In 1908, Abbie saw that some of her mice started developing some unusual skin lesions or scars. She wrote a letter to the famous experimental pathologist Leo Loeb at the Washington University and he identified them as cancerous tumors remarkably similar in properties to breast cancer tumors in humans. Loeb encouraged Abbie to develop inbred strains of these mice and between 1913 to 1919, the unlikely pair of a farm woman and a scientist authored 10 journal articles, some of them in Journal of Cancer Research and Journal of Experimental Medicine where they found the biological basis of cancer using a lab mouse model, and the rest as they say is history. During this time, a Harvard geneticist William Castle purchased some of Abbie’s mice and an undergraduate working in his lab by the name Clarence Cook Little (who later became famous for establishing the role of tobacco in causing cancer) was instrumental in developing the mouse strain called “Black 6” which is the frequently used lab mouse till date. Though Little patronizingly referred to Abbie as a “talented pet-shop owner”, it is a known fact now that the famous DBA (Dilute, Brown and non-Agouti) inbred mouse strain that is widely used in medical research came from a silver fawn mouse developed by Abbie. Abbie died as an unsung heroine in 1918 due to pernicious anemia, but her notebooks, observations and meticulous breeding records kept at the famous biomedical research institute, the Jackson Laboratory in California revealed that at least five strains of lab mice that are used today in labs around the world heralding many revolutionary studies came from a single female mouse that she bred in her farm.

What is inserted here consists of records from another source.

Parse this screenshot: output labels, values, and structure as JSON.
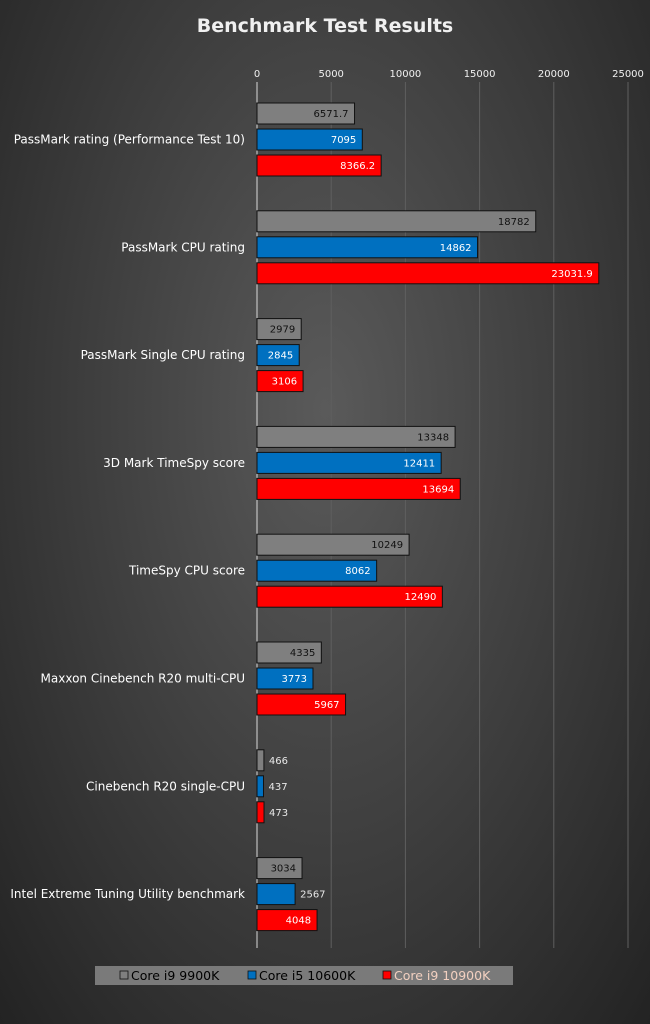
{
  "chart_data": {
    "type": "bar",
    "orientation": "horizontal",
    "title": "Benchmark Test Results",
    "xlim": [
      0,
      25000
    ],
    "xticks": [
      0,
      5000,
      10000,
      15000,
      20000,
      25000
    ],
    "x_axis_position": "top",
    "grid": true,
    "legend_position": "bottom",
    "categories": [
      "PassMark rating (Performance Test 10)",
      "PassMark CPU rating",
      "PassMark Single CPU rating",
      "3D Mark TimeSpy score",
      "TimeSpy CPU score",
      "Maxxon Cinebench R20 multi-CPU",
      "Cinebench R20 single-CPU",
      "Intel Extreme Tuning Utility benchmark"
    ],
    "series": [
      {
        "name": "Core i9 9900K",
        "color": "#7f7f7f",
        "value_labels": [
          "6571.7",
          "18782",
          "2979",
          "13348",
          "10249",
          "4335",
          "466",
          "3034"
        ],
        "values": [
          6571.7,
          18782,
          2979,
          13348,
          10249,
          4335,
          466,
          3034
        ]
      },
      {
        "name": "Core i5 10600K",
        "color": "#0070c0",
        "value_labels": [
          "7095",
          "14862",
          "2845",
          "12411",
          "8062",
          "3773",
          "437",
          "2567"
        ],
        "values": [
          7095,
          14862,
          2845,
          12411,
          8062,
          3773,
          437,
          2567
        ]
      },
      {
        "name": "Core i9 10900K",
        "color": "#ff0000",
        "value_labels": [
          "8366.2",
          "23031.9",
          "3106",
          "13694",
          "12490",
          "5967",
          "473",
          "4048"
        ],
        "values": [
          8366.2,
          23031.9,
          3106,
          13694,
          12490,
          5967,
          473,
          4048
        ]
      }
    ]
  }
}
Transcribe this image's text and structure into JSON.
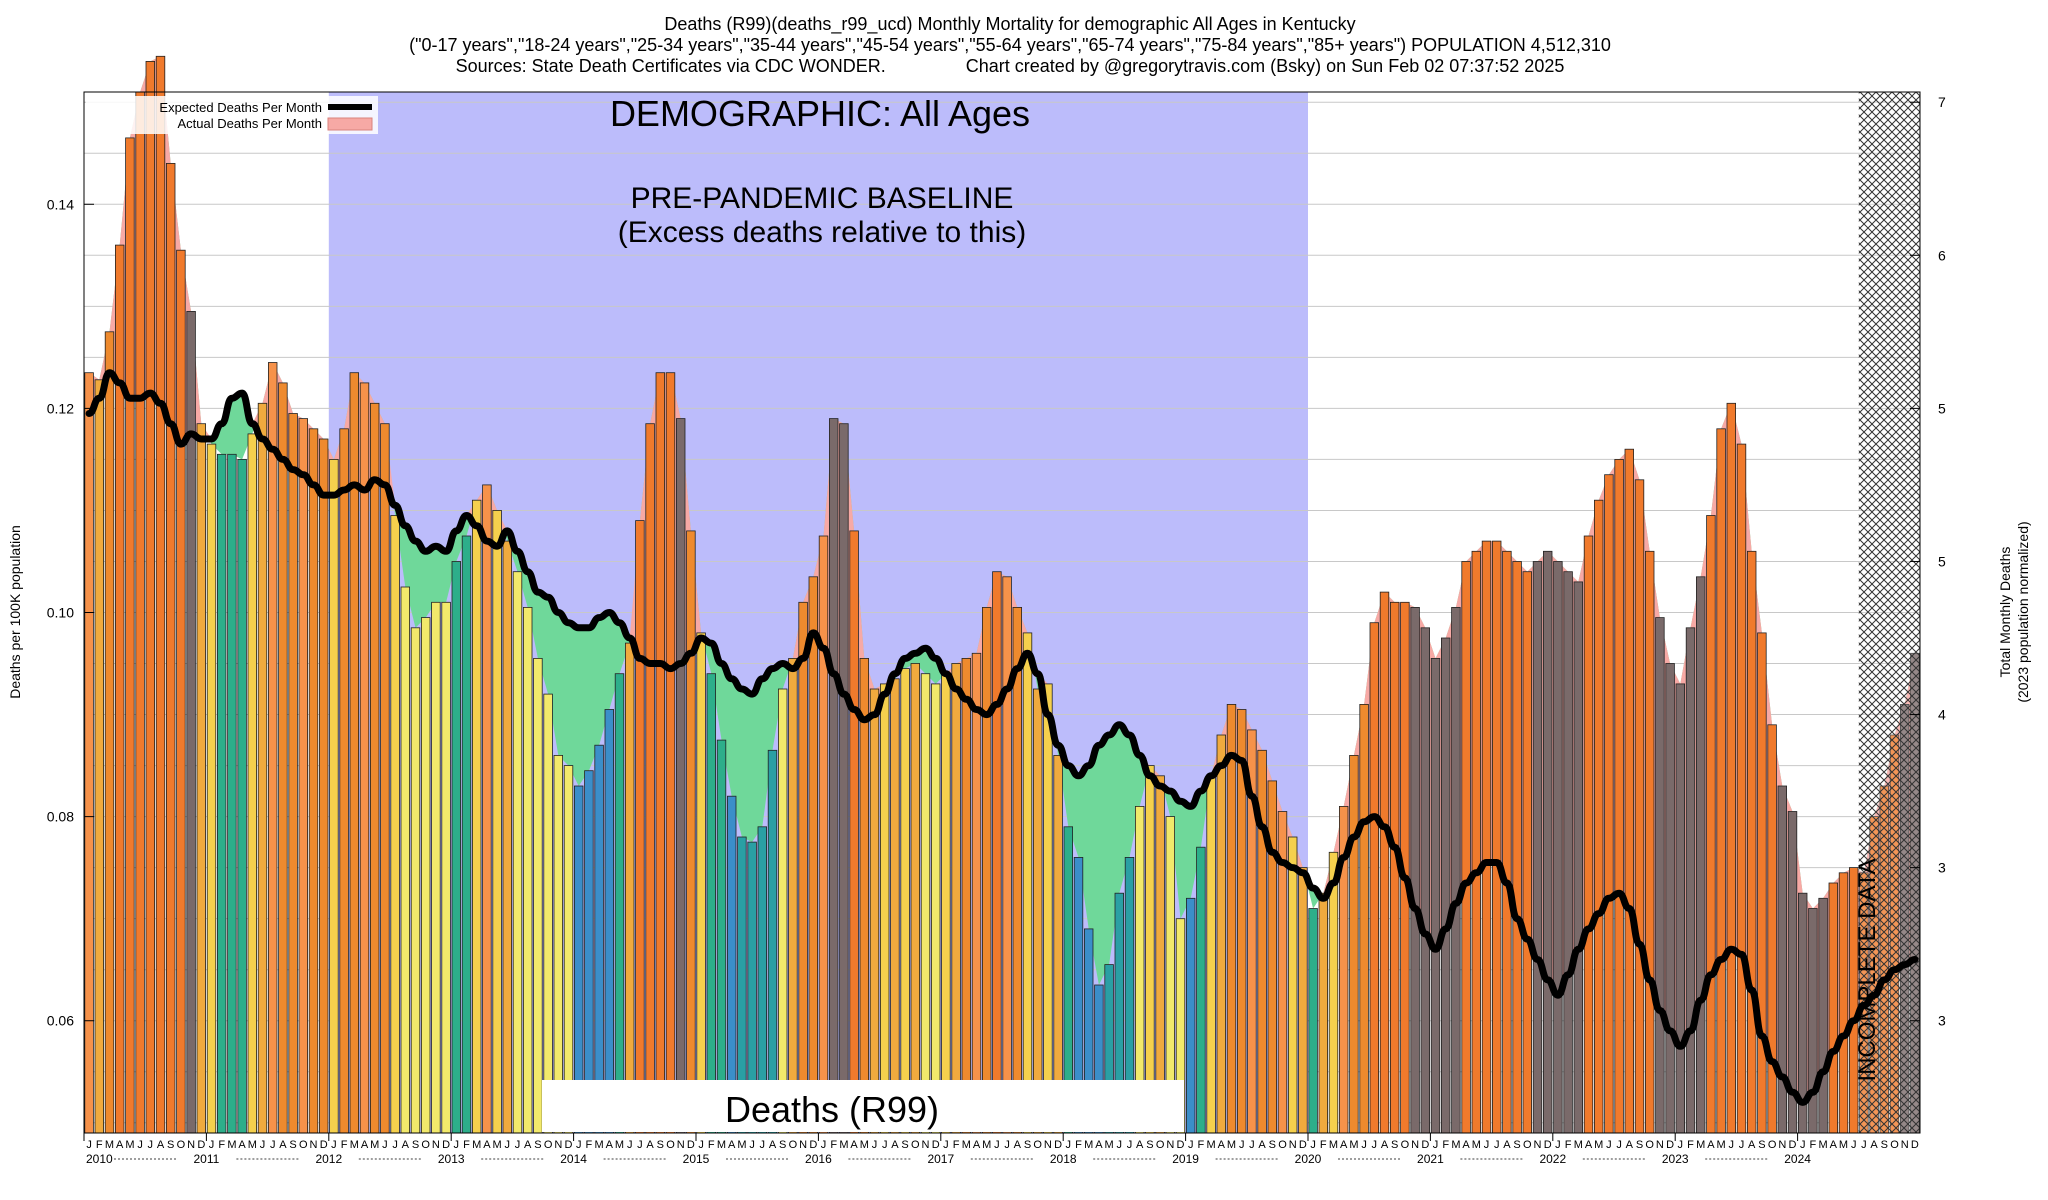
{
  "header": {
    "line1": "Deaths (R99)(deaths_r99_ucd) Monthly Mortality for demographic All Ages in Kentucky",
    "line2": "(\"0-17 years\",\"18-24 years\",\"25-34 years\",\"35-44 years\",\"45-54 years\",\"55-64 years\",\"65-74 years\",\"75-84 years\",\"85+ years\") POPULATION 4,512,310",
    "line3": "Sources: State Death Certificates via CDC WONDER.                Chart created by @gregorytravis.com (Bsky) on Sun Feb 02 07:37:52 2025"
  },
  "legend": {
    "expected": "Expected Deaths Per Month",
    "actual": "Actual Deaths Per Month"
  },
  "annotations": {
    "demographic": "DEMOGRAPHIC: All Ages",
    "baseline_line1": "PRE-PANDEMIC BASELINE",
    "baseline_line2": "(Excess deaths relative to this)",
    "cause_label": "Deaths (R99)",
    "incomplete": "INCOMPLETE DATA"
  },
  "colors": {
    "baseline_band": "#bcbcfb",
    "excess_fill": "#f7a9a5",
    "deficit_fill": "#6fd89a",
    "expected_line": "#000000",
    "bar_palette": [
      "#3b8ec9",
      "#2a9fa4",
      "#2dae8a",
      "#6eaf74",
      "#a8a83a",
      "#f2e96b",
      "#f5d04d",
      "#f0aa3e",
      "#ee8a2e",
      "#f07a2c",
      "#f6924a",
      "#7a6a6a",
      "#6d5a7a"
    ]
  },
  "chart_data": {
    "type": "bar",
    "title": "Deaths (R99)(deaths_r99_ucd) Monthly Mortality for demographic All Ages in Kentucky",
    "ylabel": "Deaths per 100K population",
    "ylabel_right_line1": "Total Monthly Deaths",
    "ylabel_right_line2": "(2023 population normalized)",
    "ylim": [
      0.049,
      0.151
    ],
    "yticks": [
      "0.06",
      "0.08",
      "0.10",
      "0.12",
      "0.14"
    ],
    "yticks_values": [
      0.06,
      0.08,
      0.1,
      0.12,
      0.14
    ],
    "right_ticks": [
      "3",
      "3",
      "4",
      "5",
      "5",
      "6",
      "7"
    ],
    "right_ticks_values": [
      0.06,
      0.075,
      0.09,
      0.105,
      0.12,
      0.135,
      0.15
    ],
    "month_letters": [
      "J",
      "F",
      "M",
      "A",
      "M",
      "J",
      "J",
      "A",
      "S",
      "O",
      "N",
      "D"
    ],
    "years": [
      "2010",
      "2011",
      "2012",
      "2013",
      "2014",
      "2015",
      "2016",
      "2017",
      "2018",
      "2019",
      "2020",
      "2021",
      "2022",
      "2023",
      "2024"
    ],
    "baseline_period": [
      "2012-01",
      "2019-12"
    ],
    "incomplete_from": "2024-07",
    "grid": true,
    "legend_position": "top-left",
    "series": [
      {
        "name": "Actual Deaths Per Month",
        "values": [
          0.1235,
          0.1228,
          0.1275,
          0.136,
          0.1465,
          0.151,
          0.154,
          0.1545,
          0.144,
          0.1355,
          0.1295,
          0.1185,
          0.1165,
          0.1155,
          0.1155,
          0.115,
          0.1175,
          0.1205,
          0.1245,
          0.1225,
          0.1195,
          0.119,
          0.118,
          0.117,
          0.115,
          0.118,
          0.1235,
          0.1225,
          0.1205,
          0.1185,
          0.1095,
          0.1025,
          0.0985,
          0.0995,
          0.101,
          0.101,
          0.105,
          0.1075,
          0.111,
          0.1125,
          0.11,
          0.107,
          0.104,
          0.1005,
          0.0955,
          0.092,
          0.086,
          0.085,
          0.083,
          0.0845,
          0.087,
          0.0905,
          0.094,
          0.097,
          0.109,
          0.1185,
          0.1235,
          0.1235,
          0.119,
          0.108,
          0.098,
          0.094,
          0.0875,
          0.082,
          0.078,
          0.0775,
          0.079,
          0.0865,
          0.0925,
          0.0955,
          0.101,
          0.1035,
          0.1075,
          0.119,
          0.1185,
          0.108,
          0.0955,
          0.0925,
          0.093,
          0.0935,
          0.0945,
          0.095,
          0.094,
          0.093,
          0.094,
          0.095,
          0.0955,
          0.096,
          0.1005,
          0.104,
          0.1035,
          0.1005,
          0.098,
          0.0925,
          0.093,
          0.086,
          0.079,
          0.076,
          0.069,
          0.0635,
          0.0655,
          0.0725,
          0.076,
          0.081,
          0.085,
          0.084,
          0.08,
          0.07,
          0.072,
          0.077,
          0.084,
          0.088,
          0.091,
          0.0905,
          0.0885,
          0.0865,
          0.0835,
          0.0805,
          0.078,
          0.075,
          0.071,
          0.0725,
          0.0765,
          0.081,
          0.086,
          0.091,
          0.099,
          0.102,
          0.101,
          0.101,
          0.1005,
          0.0985,
          0.0955,
          0.0975,
          0.1005,
          0.105,
          0.106,
          0.107,
          0.107,
          0.106,
          0.105,
          0.104,
          0.105,
          0.106,
          0.105,
          0.104,
          0.103,
          0.1075,
          0.111,
          0.1135,
          0.115,
          0.116,
          0.113,
          0.106,
          0.0995,
          0.095,
          0.093,
          0.0985,
          0.1035,
          0.1095,
          0.118,
          0.1205,
          0.1165,
          0.106,
          0.098,
          0.089,
          0.083,
          0.0805,
          0.0725,
          0.071,
          0.072,
          0.0735,
          0.0745,
          0.075,
          0.0745,
          0.08,
          0.083,
          0.088,
          0.091,
          0.096
        ]
      },
      {
        "name": "Expected Deaths Per Month",
        "values": [
          0.1195,
          0.121,
          0.1235,
          0.1225,
          0.121,
          0.121,
          0.1215,
          0.1205,
          0.1185,
          0.1165,
          0.1175,
          0.117,
          0.117,
          0.1185,
          0.121,
          0.1215,
          0.1185,
          0.117,
          0.116,
          0.115,
          0.114,
          0.1135,
          0.1125,
          0.1115,
          0.1115,
          0.112,
          0.1125,
          0.112,
          0.113,
          0.1125,
          0.1105,
          0.1085,
          0.107,
          0.106,
          0.1065,
          0.106,
          0.108,
          0.1095,
          0.1085,
          0.107,
          0.1065,
          0.108,
          0.106,
          0.104,
          0.102,
          0.1015,
          0.1,
          0.099,
          0.0985,
          0.0985,
          0.0995,
          0.1,
          0.099,
          0.0975,
          0.0955,
          0.095,
          0.095,
          0.0945,
          0.095,
          0.096,
          0.0975,
          0.097,
          0.095,
          0.0935,
          0.0925,
          0.092,
          0.0935,
          0.0945,
          0.095,
          0.0945,
          0.0955,
          0.098,
          0.0965,
          0.094,
          0.092,
          0.0905,
          0.0895,
          0.09,
          0.092,
          0.094,
          0.0955,
          0.096,
          0.0965,
          0.0955,
          0.094,
          0.0925,
          0.0915,
          0.0905,
          0.09,
          0.091,
          0.0925,
          0.0945,
          0.096,
          0.094,
          0.09,
          0.087,
          0.085,
          0.084,
          0.085,
          0.087,
          0.088,
          0.089,
          0.088,
          0.086,
          0.084,
          0.083,
          0.0825,
          0.0815,
          0.081,
          0.0825,
          0.084,
          0.085,
          0.086,
          0.0855,
          0.082,
          0.079,
          0.0765,
          0.0755,
          0.075,
          0.0745,
          0.073,
          0.072,
          0.0735,
          0.076,
          0.078,
          0.0795,
          0.08,
          0.079,
          0.077,
          0.074,
          0.071,
          0.0685,
          0.067,
          0.069,
          0.0715,
          0.0735,
          0.0745,
          0.0755,
          0.0755,
          0.0735,
          0.07,
          0.068,
          0.066,
          0.064,
          0.0625,
          0.0645,
          0.067,
          0.069,
          0.0705,
          0.072,
          0.0725,
          0.071,
          0.0675,
          0.064,
          0.061,
          0.059,
          0.0575,
          0.059,
          0.062,
          0.0645,
          0.066,
          0.067,
          0.0665,
          0.063,
          0.0585,
          0.056,
          0.0545,
          0.053,
          0.052,
          0.053,
          0.055,
          0.057,
          0.0585,
          0.06,
          0.0615,
          0.0625,
          0.064,
          0.065,
          0.0655,
          0.066
        ]
      }
    ]
  }
}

As modern medical marvels and possibly a cure for the dreaded disease cancer would one day see the light only after clinical trials translate from countless “mouse model experiments”, let’s salute the unsung heroine behind it all, Abbie Lathrop, a home schooled elementary school teacher who worked from a modest farm in Granby, Massachusetts and heralded the greatest scientific revolutions in medical science.

1 comment:

  1. Thanks for your contribution to this blog and here's hoping that you find many other interesting articles to contribute. I personally find these short pieces very interesting and educational. I found your mention about Gregor Mendel being told to stop fooling around with the smelling mice a fairly common reaction to many important developments in science. Joseph Tykociner, the inventor of sound motion pictures, was told to stop fooling around with that silly stuff by his superiors. I am sure that this has been repeated thousands of times for important discoveries, or, should I say, discoveries that were never made. Invention and creativity always go outside the box.